Baltimore’s City Council isn’t meeting tonight because its president, vice president and three of its six standing committee chairs aren’t here.
They’re in Las Vegas, about to depart from their $349-a-night suites to attend the lavish Maryland Party at the Wynn Resort. Or to join the festivities of its new late-hour competitor, Retail Revelry in the DMV. Or both.
Official Council work was halted last Friday as President Nick Mosby, Vice President Sharon Green Middleton and Council Committee Chairs Eric Costello and Mark Conway prepared to join Mayor Brandon Scott and other electeds, including Maryland Governor Wes Moore, at the self-proclaimed “largest business development networking event in Maryland,” which happens to be 2,100 miles from BWI Airport.
(The Council held a meeting last Monday to make up for today’s canceled session.)
The Baltimore contingent has treated itself to $21,692 in taxpayer funds to attend the International Council of Shopping Centers RECon convention this week.
The stated purpose is to attract office tenants, grocery stores and other retailers attending the RECon convention to Baltimore.
“If I don’t go, then other mayors are going to continue to eat Baltimore’s lunch,” Mayor Scott told The Baltimore Banner before he flew to Las Vegas on Sunday following the Preakness Stakes.
But a fringe benefit of the Vegas experience, at very least, is enjoyment of the around-the-clock activities where Scott and the others are staying.
Master of Ceremonies
Three days of mixing and meeting will be capped by tonight’s 2,500-person Maryland Party at the Wynn’s exclusive Encore Beach Club.
The party and other daily events coinciding with ICSC convention are the brainchild of Howard L. Perlow, an ex-con who, at age 70, acts as the master of ceremonies in often eccentric garb.
(Pleading guilty to misappropriating $300,000 from a title business in 1990, he was later pardoned by ex-Maryland Gov. Parris Glendening.)
Perlow’s private company, Maryland Real Estate Convention LLC, rents space at the Wynn and then sells sponsorships to companies and government agencies.
This year’s presenting sponsor is the Prince George’s County Economic Development Corp., which paid $50,000 for the privilege.
Platinum sponsors at tonight’s party (at $17,500 a pop) include Alex Smith’s Atlas Restaurant Group, the Maryland Department of Commerce, Greenberg Gibbons, Merritt Properties, the Maryland Department of Transportation, architecture firm Morris & Ritchie, and the Ravens football team.
Less expensive opportunities for company branding, logo lighting, digital signage and private bungalows have been sold to The Cordish Companies (owners of Live Casino & Hotel at Arundel Mills), the quasi-public Downtown Partnership of Baltimore, the Kramon & Graham law firm, Whiting-Turner, Gallagher, Evelius & Jones, KO Public Affairs, and the Paterakis family’s Harbor East Management Group.

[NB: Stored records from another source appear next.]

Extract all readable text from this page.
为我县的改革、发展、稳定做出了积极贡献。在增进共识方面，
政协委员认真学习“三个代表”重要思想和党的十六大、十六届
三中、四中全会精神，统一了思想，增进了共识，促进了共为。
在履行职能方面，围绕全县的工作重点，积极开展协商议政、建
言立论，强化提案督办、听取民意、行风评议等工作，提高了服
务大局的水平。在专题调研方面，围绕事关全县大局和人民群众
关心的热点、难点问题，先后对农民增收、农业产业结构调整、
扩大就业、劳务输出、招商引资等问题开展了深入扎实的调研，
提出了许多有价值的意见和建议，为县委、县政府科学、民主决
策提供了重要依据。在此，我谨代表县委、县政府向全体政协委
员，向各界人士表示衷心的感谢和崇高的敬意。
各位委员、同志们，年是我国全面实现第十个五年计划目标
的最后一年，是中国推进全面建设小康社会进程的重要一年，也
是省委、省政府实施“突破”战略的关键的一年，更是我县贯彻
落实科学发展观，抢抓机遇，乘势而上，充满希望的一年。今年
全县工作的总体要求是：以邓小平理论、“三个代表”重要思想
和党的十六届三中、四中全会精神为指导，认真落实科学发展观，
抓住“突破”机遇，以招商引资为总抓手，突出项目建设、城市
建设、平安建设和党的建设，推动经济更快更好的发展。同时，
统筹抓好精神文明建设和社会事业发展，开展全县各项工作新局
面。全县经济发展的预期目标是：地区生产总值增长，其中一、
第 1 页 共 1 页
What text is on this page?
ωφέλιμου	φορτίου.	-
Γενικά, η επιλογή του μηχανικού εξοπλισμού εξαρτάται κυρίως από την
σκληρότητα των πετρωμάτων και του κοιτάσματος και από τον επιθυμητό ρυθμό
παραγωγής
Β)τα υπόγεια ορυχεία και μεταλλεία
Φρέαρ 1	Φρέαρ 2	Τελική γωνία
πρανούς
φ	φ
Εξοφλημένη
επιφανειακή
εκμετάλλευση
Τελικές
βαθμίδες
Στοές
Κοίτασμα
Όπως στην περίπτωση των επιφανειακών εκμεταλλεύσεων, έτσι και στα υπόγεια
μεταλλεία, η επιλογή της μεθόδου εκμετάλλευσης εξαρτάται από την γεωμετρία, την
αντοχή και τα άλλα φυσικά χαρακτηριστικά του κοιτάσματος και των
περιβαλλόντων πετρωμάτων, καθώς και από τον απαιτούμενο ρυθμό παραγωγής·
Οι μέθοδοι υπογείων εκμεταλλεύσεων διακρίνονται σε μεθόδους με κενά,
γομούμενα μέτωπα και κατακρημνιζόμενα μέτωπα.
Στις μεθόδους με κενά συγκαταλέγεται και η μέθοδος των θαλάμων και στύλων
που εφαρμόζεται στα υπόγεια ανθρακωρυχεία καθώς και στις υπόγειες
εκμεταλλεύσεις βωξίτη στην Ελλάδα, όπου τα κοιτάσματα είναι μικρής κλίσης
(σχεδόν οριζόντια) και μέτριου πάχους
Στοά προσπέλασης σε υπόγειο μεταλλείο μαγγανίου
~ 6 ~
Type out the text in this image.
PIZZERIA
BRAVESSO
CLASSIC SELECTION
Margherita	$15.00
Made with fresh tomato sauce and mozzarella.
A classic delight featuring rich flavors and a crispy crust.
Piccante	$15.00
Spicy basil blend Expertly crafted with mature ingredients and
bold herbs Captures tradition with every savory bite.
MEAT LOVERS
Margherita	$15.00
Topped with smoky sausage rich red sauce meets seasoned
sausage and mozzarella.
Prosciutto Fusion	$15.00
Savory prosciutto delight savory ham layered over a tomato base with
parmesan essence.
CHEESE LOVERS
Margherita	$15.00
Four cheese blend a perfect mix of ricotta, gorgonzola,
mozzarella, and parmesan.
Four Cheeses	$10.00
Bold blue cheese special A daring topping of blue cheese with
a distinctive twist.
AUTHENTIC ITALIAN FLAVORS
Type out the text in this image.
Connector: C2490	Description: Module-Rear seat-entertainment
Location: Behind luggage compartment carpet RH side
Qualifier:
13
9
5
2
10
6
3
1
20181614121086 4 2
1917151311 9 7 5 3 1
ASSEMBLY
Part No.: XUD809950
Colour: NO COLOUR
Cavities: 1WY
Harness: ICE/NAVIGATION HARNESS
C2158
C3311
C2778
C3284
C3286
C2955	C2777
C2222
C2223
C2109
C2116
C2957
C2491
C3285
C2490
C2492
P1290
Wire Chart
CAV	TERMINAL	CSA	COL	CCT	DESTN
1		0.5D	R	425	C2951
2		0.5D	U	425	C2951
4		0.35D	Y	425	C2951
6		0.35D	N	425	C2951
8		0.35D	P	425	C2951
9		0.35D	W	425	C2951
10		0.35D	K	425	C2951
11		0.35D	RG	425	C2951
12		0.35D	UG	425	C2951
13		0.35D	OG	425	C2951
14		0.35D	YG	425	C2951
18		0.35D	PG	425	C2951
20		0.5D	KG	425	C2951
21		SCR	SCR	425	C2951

In all, more than 100 entities pay Perlow’s company to meet and mingle with government development officials, politicians and fellow real estate professionals.
Included in the mix are a smattering of outfits that don’t fit the business profile – The Associated Jewish Federation of Baltimore (a $9,000 silver sponsor this year), the Laborers’ International Union (a $12,500 gold sponsor), and LifeBridge Health (a $9,500 food sponsor).
All three, however, are active in Maryland politics, variously handing out political contributions or accepting funding from the city or state.
As Perlow’s branding prices have risen, a breakaway group has coalesced under the heading of the DMV Party. This year, starting at 10 p.m. Eastern Time tonight, they’ll be “celebrating” real estate in Washington D.C., Maryland and Virginia.
The party was organized by the Towson leasing companies KLNB and H&R Retail, the Kimco investment trust, the Rappaport brokerage firm and Peterson Companies of Fairfax, Va. Its lead sponsor is MCB Real Estate, the David Bramble-headed concern that recently purchased Harborplace.
Tonight’s gala will be held at the Ayu Dayclub. This “outdoor oasis inspired by the harmonious atmosphere of southeast Asia’s islands” is located at Resorts World, billed as the newest – and at $4.3 billion, the most expensive – gambling resort to open in Sin City.